Le scandale dévoilé du 19, rue De-Monthoux
FAIT DIVERS | L’état des lieux de l’immeuble des Pâquis est accablant. THIERRY MERTENAT | 07.11.2009 | 00:04
Alors, c’est grave docteur? A voir la mine du collège d’experts réuni hier autour de la dépouille immobilière du 19, rue De-Monthoux, on se dit que oui, c’est très grave. Lors du précédent état des lieux, organisé l’hiver dernier, la sonnette d’alarme avait déjà été tirée. Celui de vendredi en milieu de matinée rappelait la sirène des pompiers des mauvaises nuits. Tout, à cette adresse, se décline sur le mode de l’urgence sécuritaire. Une visite en deux temps, de 9 h à 11 h du matin, à l’initiative du Département des constructions. D’abord la façade et son échafaudage menant à la toiture, détruite par l’incendie du 6 mai 2005.
Un décor dévasté
Monter est une chose, redescendre en est une autre. Une mousse glissante recouvre la structure provisoire: les risques de chute, à 10 mètres du sol, sont bien réels. Hors de question de laisser les futurs ouvriers investir le site dans ces conditions. A l’intérieur, c’est pire. Comme le propriétaire,
détenteur des clés, ne s’est pas présenté au rendez-vous de chantier, la police ordonne le passage en force. Deux cloisons à abattre pour se retrouver de plain-pied dans un décor dévasté. Un cheminement au milieu des gravats, un sentier de fouille archéologique pour accéder à une volée de marches menant dans les étages. Des sols mités, des trous partout, des bâches de fortune pour masquer les traces bien visibles de l’ancien sinistre. L’escalier principal a disparu. Ne reste que la pierre portante, soit un puits médiéval à la profondeur vertigineuse. C’est Fort Boyard au centre-ville. Les experts hésitent à monter. Un bruit de radio parvient du 1er. Les gendarmes partent en éclaireurs. Des ondes en boucle, mais pas d’auditeur. Il a déserté son lit, sa cuisine, sa salle de bains. Un trois-pièces habité comme une cabane en forêt. «On peine à croire que l’on est à Genève», glisse un ingénieur civil. L’envoyé des Services Industriels braque sa lampe frontale sur le tableau électrique. Vision d’horreur: «Le rouge sur le rouge, le bleu sur le bleu», un nid à courts-circuits et départs de feu.

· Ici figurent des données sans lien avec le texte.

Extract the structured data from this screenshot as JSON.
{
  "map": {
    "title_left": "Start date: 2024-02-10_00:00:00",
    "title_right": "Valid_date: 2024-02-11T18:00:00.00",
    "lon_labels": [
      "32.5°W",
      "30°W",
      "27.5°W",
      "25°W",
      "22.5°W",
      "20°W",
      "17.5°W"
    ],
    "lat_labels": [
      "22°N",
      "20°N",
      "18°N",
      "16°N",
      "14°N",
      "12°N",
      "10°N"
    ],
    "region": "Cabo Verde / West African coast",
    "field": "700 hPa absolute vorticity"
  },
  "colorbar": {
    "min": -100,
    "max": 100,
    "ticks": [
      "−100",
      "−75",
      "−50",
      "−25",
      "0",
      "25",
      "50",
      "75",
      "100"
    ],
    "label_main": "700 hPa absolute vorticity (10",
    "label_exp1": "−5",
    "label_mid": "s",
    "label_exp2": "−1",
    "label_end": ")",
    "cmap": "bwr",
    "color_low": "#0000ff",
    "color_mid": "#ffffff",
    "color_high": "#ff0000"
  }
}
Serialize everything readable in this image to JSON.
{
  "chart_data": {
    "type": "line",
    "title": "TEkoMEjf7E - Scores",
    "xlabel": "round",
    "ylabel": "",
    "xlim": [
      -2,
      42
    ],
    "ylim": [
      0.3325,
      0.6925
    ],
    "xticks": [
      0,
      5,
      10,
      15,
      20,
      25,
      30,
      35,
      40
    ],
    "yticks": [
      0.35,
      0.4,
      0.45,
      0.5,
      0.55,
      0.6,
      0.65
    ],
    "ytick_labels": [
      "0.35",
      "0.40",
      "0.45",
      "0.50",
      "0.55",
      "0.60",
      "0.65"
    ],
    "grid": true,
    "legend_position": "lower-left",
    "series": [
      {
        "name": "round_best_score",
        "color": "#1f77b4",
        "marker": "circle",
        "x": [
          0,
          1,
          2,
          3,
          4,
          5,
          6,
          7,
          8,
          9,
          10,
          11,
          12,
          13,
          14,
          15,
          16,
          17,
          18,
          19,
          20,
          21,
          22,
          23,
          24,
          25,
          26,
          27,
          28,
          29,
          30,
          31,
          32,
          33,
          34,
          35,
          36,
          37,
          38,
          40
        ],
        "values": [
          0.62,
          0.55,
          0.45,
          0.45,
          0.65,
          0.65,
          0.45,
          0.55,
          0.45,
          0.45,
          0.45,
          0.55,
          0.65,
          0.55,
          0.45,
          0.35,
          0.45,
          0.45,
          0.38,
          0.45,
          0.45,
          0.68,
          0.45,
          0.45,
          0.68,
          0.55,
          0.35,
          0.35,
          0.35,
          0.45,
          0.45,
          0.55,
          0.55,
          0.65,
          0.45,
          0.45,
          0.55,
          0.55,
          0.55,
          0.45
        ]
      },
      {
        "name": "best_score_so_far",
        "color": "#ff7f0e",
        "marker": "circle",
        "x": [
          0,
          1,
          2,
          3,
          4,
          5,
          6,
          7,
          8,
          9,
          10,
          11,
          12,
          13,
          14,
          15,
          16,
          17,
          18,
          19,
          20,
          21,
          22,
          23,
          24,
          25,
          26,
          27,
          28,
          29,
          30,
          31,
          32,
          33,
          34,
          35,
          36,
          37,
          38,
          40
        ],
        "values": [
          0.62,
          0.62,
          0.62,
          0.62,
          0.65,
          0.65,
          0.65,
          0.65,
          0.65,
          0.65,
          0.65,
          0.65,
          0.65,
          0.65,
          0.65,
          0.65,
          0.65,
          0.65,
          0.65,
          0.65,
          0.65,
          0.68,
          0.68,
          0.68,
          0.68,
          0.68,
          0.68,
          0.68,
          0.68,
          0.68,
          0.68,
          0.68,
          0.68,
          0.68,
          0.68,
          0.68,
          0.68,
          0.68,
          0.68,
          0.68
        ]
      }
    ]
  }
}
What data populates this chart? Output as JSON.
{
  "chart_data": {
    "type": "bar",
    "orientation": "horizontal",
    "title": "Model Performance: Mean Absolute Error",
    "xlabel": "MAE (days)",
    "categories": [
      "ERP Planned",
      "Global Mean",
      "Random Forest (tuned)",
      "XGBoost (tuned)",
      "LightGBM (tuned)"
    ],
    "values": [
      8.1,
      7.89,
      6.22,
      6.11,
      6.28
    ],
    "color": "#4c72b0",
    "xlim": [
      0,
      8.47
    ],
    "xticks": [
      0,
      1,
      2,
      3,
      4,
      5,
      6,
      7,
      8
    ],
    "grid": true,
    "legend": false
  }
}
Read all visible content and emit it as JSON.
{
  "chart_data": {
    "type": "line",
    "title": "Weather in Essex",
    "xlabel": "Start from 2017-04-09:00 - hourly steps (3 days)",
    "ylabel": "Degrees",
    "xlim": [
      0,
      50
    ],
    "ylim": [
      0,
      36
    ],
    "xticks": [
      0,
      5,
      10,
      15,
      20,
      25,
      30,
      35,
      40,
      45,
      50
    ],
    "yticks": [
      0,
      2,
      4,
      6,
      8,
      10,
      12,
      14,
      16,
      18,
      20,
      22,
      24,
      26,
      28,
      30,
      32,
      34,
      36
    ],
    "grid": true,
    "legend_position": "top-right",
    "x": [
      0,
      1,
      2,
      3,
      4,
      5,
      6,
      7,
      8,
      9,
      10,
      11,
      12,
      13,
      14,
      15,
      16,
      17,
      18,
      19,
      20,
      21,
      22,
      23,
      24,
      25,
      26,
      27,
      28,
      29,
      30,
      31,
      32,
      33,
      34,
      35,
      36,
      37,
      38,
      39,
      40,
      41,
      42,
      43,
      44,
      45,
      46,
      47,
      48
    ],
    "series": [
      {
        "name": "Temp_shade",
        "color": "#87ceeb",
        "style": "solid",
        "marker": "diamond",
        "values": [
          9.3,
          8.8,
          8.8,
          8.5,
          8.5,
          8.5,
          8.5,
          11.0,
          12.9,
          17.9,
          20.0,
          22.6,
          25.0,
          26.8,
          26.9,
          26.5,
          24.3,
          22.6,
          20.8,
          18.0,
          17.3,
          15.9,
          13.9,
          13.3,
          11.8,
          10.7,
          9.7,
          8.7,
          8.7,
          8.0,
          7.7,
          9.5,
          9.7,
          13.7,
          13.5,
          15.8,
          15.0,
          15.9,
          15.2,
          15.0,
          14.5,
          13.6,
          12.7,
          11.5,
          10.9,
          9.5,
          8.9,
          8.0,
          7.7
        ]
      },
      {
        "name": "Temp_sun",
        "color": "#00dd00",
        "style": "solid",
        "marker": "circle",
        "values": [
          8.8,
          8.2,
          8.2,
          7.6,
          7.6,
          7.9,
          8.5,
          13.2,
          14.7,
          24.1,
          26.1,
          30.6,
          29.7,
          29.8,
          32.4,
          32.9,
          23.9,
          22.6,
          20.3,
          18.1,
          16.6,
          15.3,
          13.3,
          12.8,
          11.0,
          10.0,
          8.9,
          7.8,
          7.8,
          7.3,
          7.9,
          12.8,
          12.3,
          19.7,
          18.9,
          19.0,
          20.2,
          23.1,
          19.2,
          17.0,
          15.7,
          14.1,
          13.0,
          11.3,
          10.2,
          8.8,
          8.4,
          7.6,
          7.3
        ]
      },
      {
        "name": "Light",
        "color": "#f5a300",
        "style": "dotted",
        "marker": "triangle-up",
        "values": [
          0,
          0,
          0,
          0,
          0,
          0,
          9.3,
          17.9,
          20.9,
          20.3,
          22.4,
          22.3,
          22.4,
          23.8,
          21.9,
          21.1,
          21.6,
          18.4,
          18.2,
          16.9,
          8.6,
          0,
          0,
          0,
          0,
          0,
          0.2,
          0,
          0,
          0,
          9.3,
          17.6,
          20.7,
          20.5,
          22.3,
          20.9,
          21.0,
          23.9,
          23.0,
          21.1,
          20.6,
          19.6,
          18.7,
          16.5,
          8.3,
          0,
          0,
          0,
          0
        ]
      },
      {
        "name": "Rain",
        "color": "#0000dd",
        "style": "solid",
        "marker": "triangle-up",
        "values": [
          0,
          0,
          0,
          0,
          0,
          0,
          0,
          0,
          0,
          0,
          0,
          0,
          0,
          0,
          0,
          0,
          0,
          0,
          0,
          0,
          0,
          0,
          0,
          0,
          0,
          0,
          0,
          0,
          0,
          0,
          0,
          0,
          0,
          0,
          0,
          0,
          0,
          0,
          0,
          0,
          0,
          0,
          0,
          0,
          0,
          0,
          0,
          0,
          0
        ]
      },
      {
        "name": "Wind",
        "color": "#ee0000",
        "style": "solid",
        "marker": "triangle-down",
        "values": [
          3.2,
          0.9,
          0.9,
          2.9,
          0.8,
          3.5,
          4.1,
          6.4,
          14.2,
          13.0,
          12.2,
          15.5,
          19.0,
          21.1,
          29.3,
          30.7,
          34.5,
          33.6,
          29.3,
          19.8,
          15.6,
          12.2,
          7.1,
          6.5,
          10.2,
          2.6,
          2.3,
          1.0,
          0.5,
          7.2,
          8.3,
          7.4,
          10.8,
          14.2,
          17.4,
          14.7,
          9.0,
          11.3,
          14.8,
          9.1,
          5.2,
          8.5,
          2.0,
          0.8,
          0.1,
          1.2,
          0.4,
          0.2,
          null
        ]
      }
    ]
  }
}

Les travaux n’ont jamais commencé
Les éléments de preuve sont suffisants. Ce chantier annoncé, prétendument en cours depuis deux ans, n’a jamais commencé. Les procès-verbaux adressés au DCTI ne résistent pas à cet état des lieux accablant. La visite s’achève. Regroupement sur le trottoir. Premier bilan oral avant les rapports écrits à venir. Parole d’architecte qualifié au sortir de cette ruine: «Il s’agit maintenant de vider le bâtiment de tous les éléments qui présentent un danger.» Un prologue qui promet de nombreuses rotations vers l’usine d’incinération des Cheneviers. Mais avant cela: «Remplacer cet échafaudage et installer une toiture provisoire pour protéger le bâtiment des intempéries.» Mais encore: couper l’électricité (c’est fait); couper l’eau (cela reste à faire). L’eau, c’est vital: il faut des autorisations pour la supprimer. Bref, continuer à avancer à petits pas en respectant le cadre légal.
Commentaire d’un expert qui ne souhaite pas être cité: «Tout le monde se ment dans cette affaire depuis trop longtemps.» Une affaire d’Etat, une correspondance ininterrompue entre offices et services concernés, une querelle entre juristes et avocats. Enfin et surtout, un propriétaire qui, hier matin, sous le soleil des Pâquis, brillait par son absence. Celui du 12, rue des Alpes vient de recevoir une amende de 1000 francs pour non-respect des délais dans les travaux prévus. Au 19, rue De-Monthoux, où ces mêmes travaux sont attendus depuis quatre ans et six mois, le montant de l’amende n’a pas encore été fixé.